Nano-démocratie
La nouvelle République faisait des émules partout. Le monde entier s’en inspirait, tant elle symbolisait le respect des valeurs démocratiques. Mais il subsistait encore des pays arriérés où l’on demandait au peuple de se déplacer pour voter périodiquement. Cela engendrait un dégagement de dioxyde de carbone insupportable, et incompatible avec la lutte individuelle contre le réchauffement climatique, sans compter les épidémies qui se déclaraient périodiquement malgré l’interdiction de parler entre votants.
Heureusement, le confinement garanti par les managers à chacun sur son lieu de travail, et les vaccinations automatisées, permettaient de contenir toute pandémie. Le nouveau principe de précaution recommandait d’ailleurs une dose minimale de travail de 22 heures consécutives après chaque déplacement, mais beaucoup de collaborateurs allaient au-delà, s’assurant ainsi d’une prochaine vaccination low cost notifiée sur leur nano-puce mémoire « employabilité, efficience et profitabilité ».

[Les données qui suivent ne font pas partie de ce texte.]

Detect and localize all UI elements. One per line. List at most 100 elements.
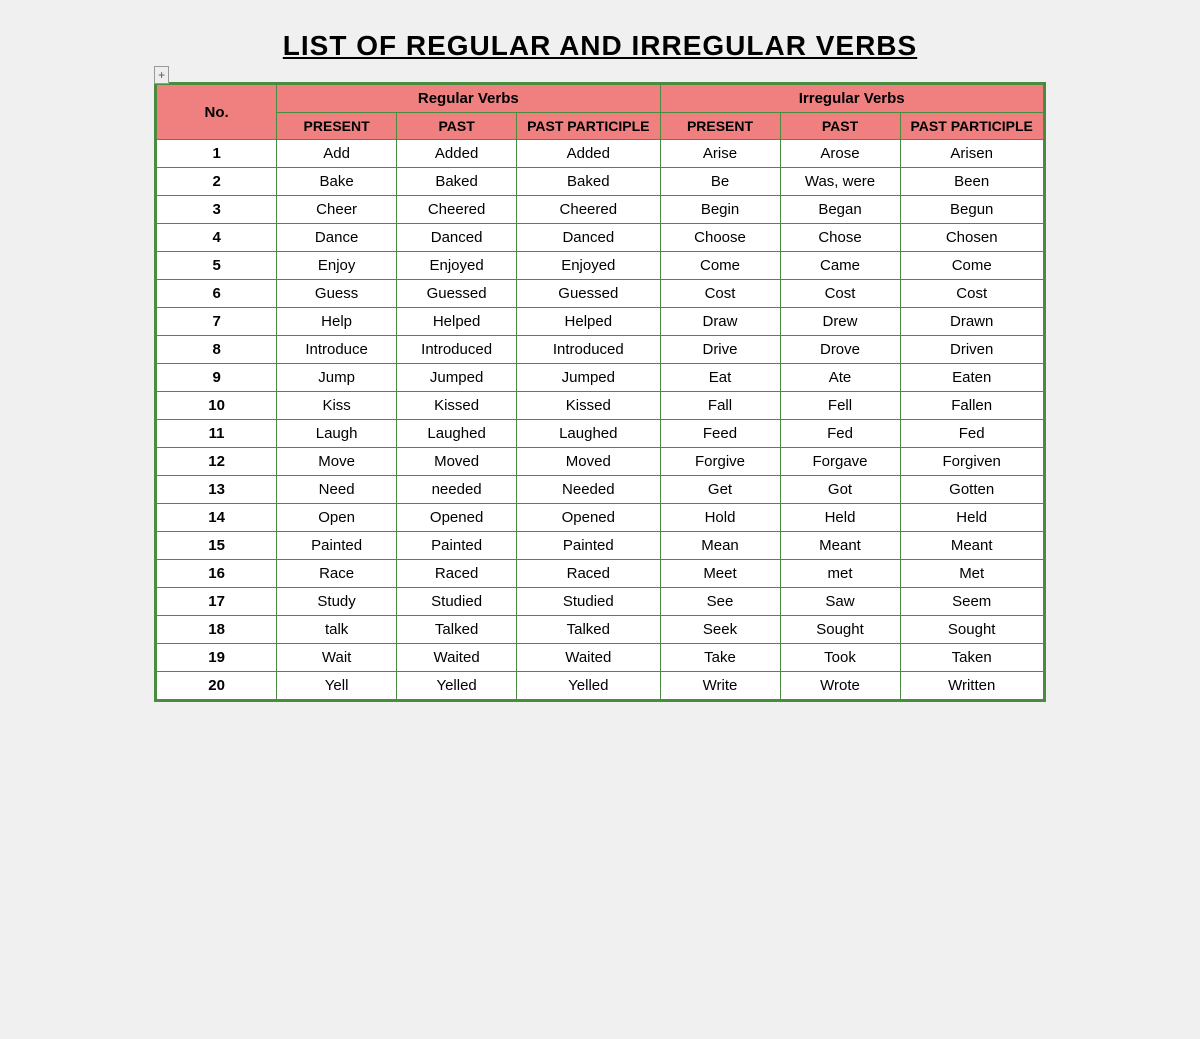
table-cell: 6 [157,280,277,308]
table-cell: Forgive [660,448,780,476]
table-cell: Add [277,140,397,168]
reg-past-header: PAST [397,113,517,140]
table-row: 11LaughLaughedLaughedFeedFedFed [157,420,1044,448]
table-cell: 3 [157,196,277,224]
table-cell: Drew [780,308,900,336]
table-cell: Need [277,476,397,504]
table-cell: See [660,588,780,616]
table-cell: Seem [900,588,1043,616]
table-row: 6GuessGuessedGuessedCostCostCost [157,280,1044,308]
table-cell: Painted [397,532,517,560]
table-cell: Danced [397,224,517,252]
table-cell: Needed [517,476,660,504]
table-cell: Cheer [277,196,397,224]
table-cell: Guess [277,280,397,308]
table-row: 19WaitWaitedWaitedTakeTookTaken [157,644,1044,672]
no-header: No. [157,85,277,140]
irr-present-header: PRESENT [660,113,780,140]
table-cell: 20 [157,672,277,700]
table-cell: Opened [397,504,517,532]
irr-past-header: PAST [780,113,900,140]
table-cell: 17 [157,588,277,616]
table-cell: Yelled [397,672,517,700]
table-cell: Moved [517,448,660,476]
table-cell: 14 [157,504,277,532]
table-cell: Guessed [517,280,660,308]
table-cell: Forgave [780,448,900,476]
table-cell: Began [780,196,900,224]
table-cell: Raced [397,560,517,588]
table-cell: Kiss [277,392,397,420]
table-cell: Fell [780,392,900,420]
table-cell: Kissed [517,392,660,420]
table-cell: Draw [660,308,780,336]
table-cell: Painted [517,532,660,560]
table-cell: Feed [660,420,780,448]
table-cell: Forgiven [900,448,1043,476]
table-cell: 4 [157,224,277,252]
table-cell: Talked [517,616,660,644]
table-cell: Met [900,560,1043,588]
table-cell: Was, were [780,168,900,196]
table-row: 12MoveMovedMovedForgiveForgaveForgiven [157,448,1044,476]
table-cell: Saw [780,588,900,616]
table-cell: 7 [157,308,277,336]
table-cell: Yell [277,672,397,700]
table-cell: Got [780,476,900,504]
table-cell: Bake [277,168,397,196]
table-cell: Chosen [900,224,1043,252]
table-cell: Cheered [397,196,517,224]
table-cell: 15 [157,532,277,560]
table-cell: Laughed [397,420,517,448]
table-cell: Painted [277,532,397,560]
table-row: 9JumpJumpedJumpedEatAteEaten [157,364,1044,392]
table-cell: Taken [900,644,1043,672]
table-cell: Written [900,672,1043,700]
table-row: 15PaintedPaintedPaintedMeanMeantMeant [157,532,1044,560]
table-cell: Seek [660,616,780,644]
table-cell: Arisen [900,140,1043,168]
table-cell: Hold [660,504,780,532]
table-row: 7HelpHelpedHelpedDrawDrewDrawn [157,308,1044,336]
table-cell: Eaten [900,364,1043,392]
table-row: 1AddAddedAddedAriseAroseArisen [157,140,1044,168]
table-row: 14OpenOpenedOpenedHoldHeldHeld [157,504,1044,532]
table-cell: Help [277,308,397,336]
regular-verbs-header: Regular Verbs [277,85,660,113]
table-cell: Wrote [780,672,900,700]
table-cell: Added [397,140,517,168]
table-cell: Fed [780,420,900,448]
verbs-table: No. Regular Verbs Irregular Verbs PRESEN… [156,84,1044,700]
table-cell: Jumped [517,364,660,392]
move-handle[interactable]: + [154,66,169,84]
table-row: 18talkTalkedTalkedSeekSoughtSought [157,616,1044,644]
table-cell: Write [660,672,780,700]
table-cell: 12 [157,448,277,476]
table-cell: Choose [660,224,780,252]
table-cell: Meet [660,560,780,588]
table-row: 5EnjoyEnjoyedEnjoyedComeCameCome [157,252,1044,280]
table-cell: Enjoyed [517,252,660,280]
table-cell: Begin [660,196,780,224]
table-cell: Mean [660,532,780,560]
table-cell: Drive [660,336,780,364]
table-cell: Cheered [517,196,660,224]
table-cell: Wait [277,644,397,672]
table-row: 17StudyStudiedStudiedSeeSawSeem [157,588,1044,616]
irregular-verbs-header: Irregular Verbs [660,85,1043,113]
table-cell: Waited [397,644,517,672]
table-cell: Ate [780,364,900,392]
table-cell: Baked [517,168,660,196]
table-cell: 11 [157,420,277,448]
table-cell: Jumped [397,364,517,392]
table-cell: 1 [157,140,277,168]
table-cell: Come [660,252,780,280]
table-cell: Sought [900,616,1043,644]
table-cell: Yelled [517,672,660,700]
table-row: 13NeedneededNeededGetGotGotten [157,476,1044,504]
table-cell: needed [397,476,517,504]
table-row: 20YellYelledYelledWriteWroteWritten [157,672,1044,700]
table-wrapper: + No. Regular Verbs Irregular Verbs PRES… [154,82,1046,702]
table-row: 16RaceRacedRacedMeetmetMet [157,560,1044,588]
table-cell: Jump [277,364,397,392]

Il faut bien admettre que les nano-puces avaient véritablement symbolisé l’avènement de la modernité démocratique au travail. D’abord installées sur les anciens téléphones mobiles, la généralisation de leur implantation sous-cutanée permettait désormais une pleine liberté de mouvement aux collaborateurs dans leurs tâches quotidiennes. Le relevé trimestriel des données garantissait en outre un traitement juste et équitable à tous ceux qui avaient si longtemps été les victimes honnêtes des malversations des groupes syndicaux.
Dans leur avis du 3ème trimestre concernant la 4ème loi de modernisation démocratique, certains sages avaient d’ailleurs proposé l’implantation prénatale obligatoire et subventionnée de nano-puces de détection génétique de bonne employabilité dans les cliniques. Malgré la validation technique et scientifique de leur analyse, l’Assemblée ministérielle avait rejeté ce principe, jugeant les coûts d’une telle pratique disproportionnés au regard de l’intérêt pour les employés standards. Ils soulevèrent également la rupture de liberté concurrentielle qu’entrainerait inévitablement le caractère obligatoire d’une telle pratique pour les commerciaux bien-être médical et les coachs-médecine.
Pour autant, rien n’avait freiné la diffusion de cette innovation démocratique. Jobbers, employés standards, collaborateurs, managers s’étaient quasiment tous équipés en quelques semaines se libérant ainsi du poids des contrôles quotidiens. Le libre secteur, saisi par la fièvre commerciale, soutenu par tous les dirigeants de groupes, et appuyé par toutes les fondations bien-être et environnement, avait proposé toute une série d’offres plus compétitives les unes que les autres. Si bien qu’aujourd’hui, l’Agence indépendante d’évaluation de la modernité démocratique (AIEMD) estime à 99,86 % le taux d’équipement des français.
Aussi subsiste t-il encore parmi la population des moins méritants et des zones mortes, quelques réfractaires aux nano-puces, victimes de nanophobie chronique. Naturellement, l’Etat ayant pris la mesure de certaines injustices, il mène désormais une politique plus offensive pour favoriser la réinsertion de ces personnes, à travers l’implantation et le fonctionnement de plusieurs nano-dispensaires à proximité des ghettos et des zones de non intervention. Ce service d’intérêt général a d’ailleurs souvent pris le relais de vieux commerces-services sur le déclin, procurant ainsi aux résidents des zones intermédiaires une activité bénévole valorisante, et leur ouvrant dans certains cas des droits proportionnés au revenu de solidarité démocratique et territoriale (RSDT).